Torii Hunter Baseball Complex
- Interactive map of Torii Hunter Baseball Complex
- Location: Pine Bluff, AR 71602
- Coordinates: 34°15′16″N 92°01′03″W﻿ / ﻿34.254381°N 92.017371°W
- Owner: University of Arkansas at Pine Bluff
- Operator: University of Arkansas at Pine Bluff
- Capacity: 1,000
- Surface: Grass
- Scoreboard: Electronic
- Field size: Left Field: 331 feet (101 m); Center Field: 401 feet (122 m); Right Field: 331 feet (101 m);

Construction
- Built: 2010
- Opened: 2011
- Expanded: 2018
- Cost: $800,000
- General contractors: Moser Construction, LLC

Tenant
- Arkansas–Pine Bluff Golden Lions baseball (NCAA DI SWAC) (2011–present);

= Torii Hunter Baseball Complex =

Baseball park in Pine Bluff, Arkansas, U.S.

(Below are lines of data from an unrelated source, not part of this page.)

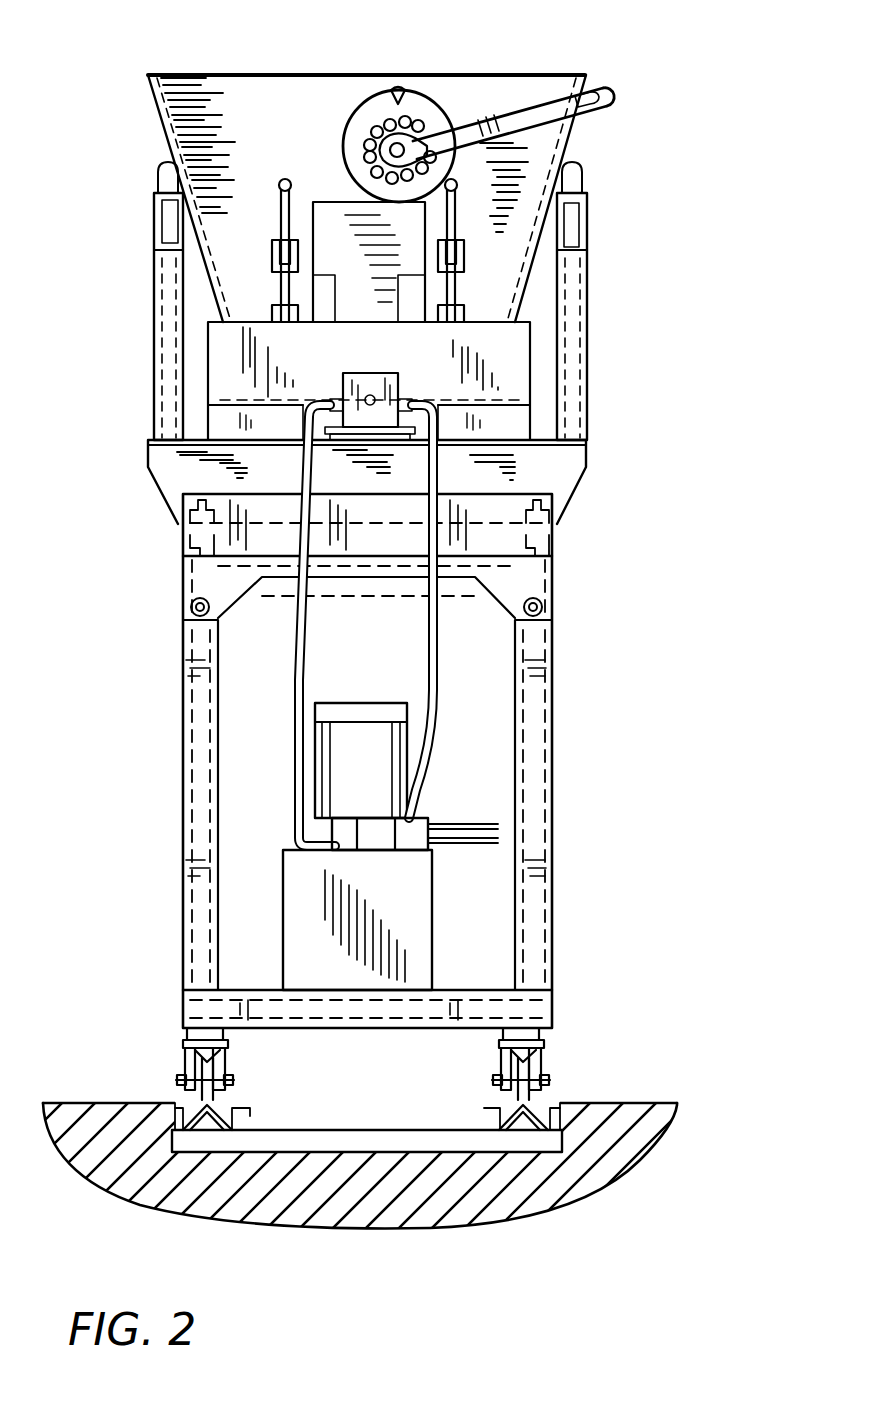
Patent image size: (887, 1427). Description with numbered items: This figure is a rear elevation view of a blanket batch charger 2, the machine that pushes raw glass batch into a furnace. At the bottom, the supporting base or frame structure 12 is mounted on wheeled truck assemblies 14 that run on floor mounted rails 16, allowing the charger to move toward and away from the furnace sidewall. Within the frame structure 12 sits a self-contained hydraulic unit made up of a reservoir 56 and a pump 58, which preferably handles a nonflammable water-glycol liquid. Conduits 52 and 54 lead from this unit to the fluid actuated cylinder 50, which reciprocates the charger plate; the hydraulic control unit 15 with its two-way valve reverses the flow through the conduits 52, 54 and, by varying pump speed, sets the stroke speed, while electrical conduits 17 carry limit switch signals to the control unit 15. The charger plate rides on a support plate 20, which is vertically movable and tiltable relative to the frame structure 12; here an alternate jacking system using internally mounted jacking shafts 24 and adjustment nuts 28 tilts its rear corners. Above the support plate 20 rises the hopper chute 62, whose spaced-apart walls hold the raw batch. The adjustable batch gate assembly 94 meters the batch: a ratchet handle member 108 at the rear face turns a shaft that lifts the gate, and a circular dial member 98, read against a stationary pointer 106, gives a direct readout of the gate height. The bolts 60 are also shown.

The batch charger 2 is at (575, 680).
The frame structure 12 is at (552, 903).
The wheeled truck assemblies 14 is at (548, 1055).
The hydraulic control unit 15 is at (378, 817).
The floor mounted rails 16 is at (193, 1113).
The electrical conduits 17 is at (455, 817).
The support plate 20 is at (540, 450).
The jacking shafts 24 is at (182, 540).
The adjustment nuts 28 is at (182, 511).
The fluid actuated cylinder 50 is at (375, 372).
The conduit 52 is at (305, 643).
The conduit 54 is at (440, 703).
The reservoir 56 is at (422, 957).
The pump 58 is at (363, 703).
The bolts 60 is at (420, 298).
The hopper chute 62 is at (242, 73).
The adjustable batch gate assembly 94 is at (447, 108).
The circular dial member 98 is at (346, 130).
The stationary pointer 106 is at (399, 88).
The ratchet handle member 108 is at (549, 98).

Torii Hunter Baseball Complex is a baseball venue in Pine Bluff, Arkansas, United States. It is home to the Arkansas–Pine Bluff Golden Lions baseball team of the NCAA Division I Southwestern Athletic Conference. The facility has a capacity of 1,000 spectators and is named for Torii Hunter, the head benefactor and hometown supporter. On August 31, 2018, the University broke ground on the completion of the concessions pavilion and press box.

== History ==
On August 31, 2018, the University broke ground on a press box and concessions pavilion, aided by another $250,000 donation from Hunter and Simmons Bank.

== Features ==
The field's features include a grass playing surface, a press box, an electronic scoreboard, dugouts, a brick backstop, restrooms, and concessions. The press box, restrooms and concessions were finished prior to the start of the 2019 season.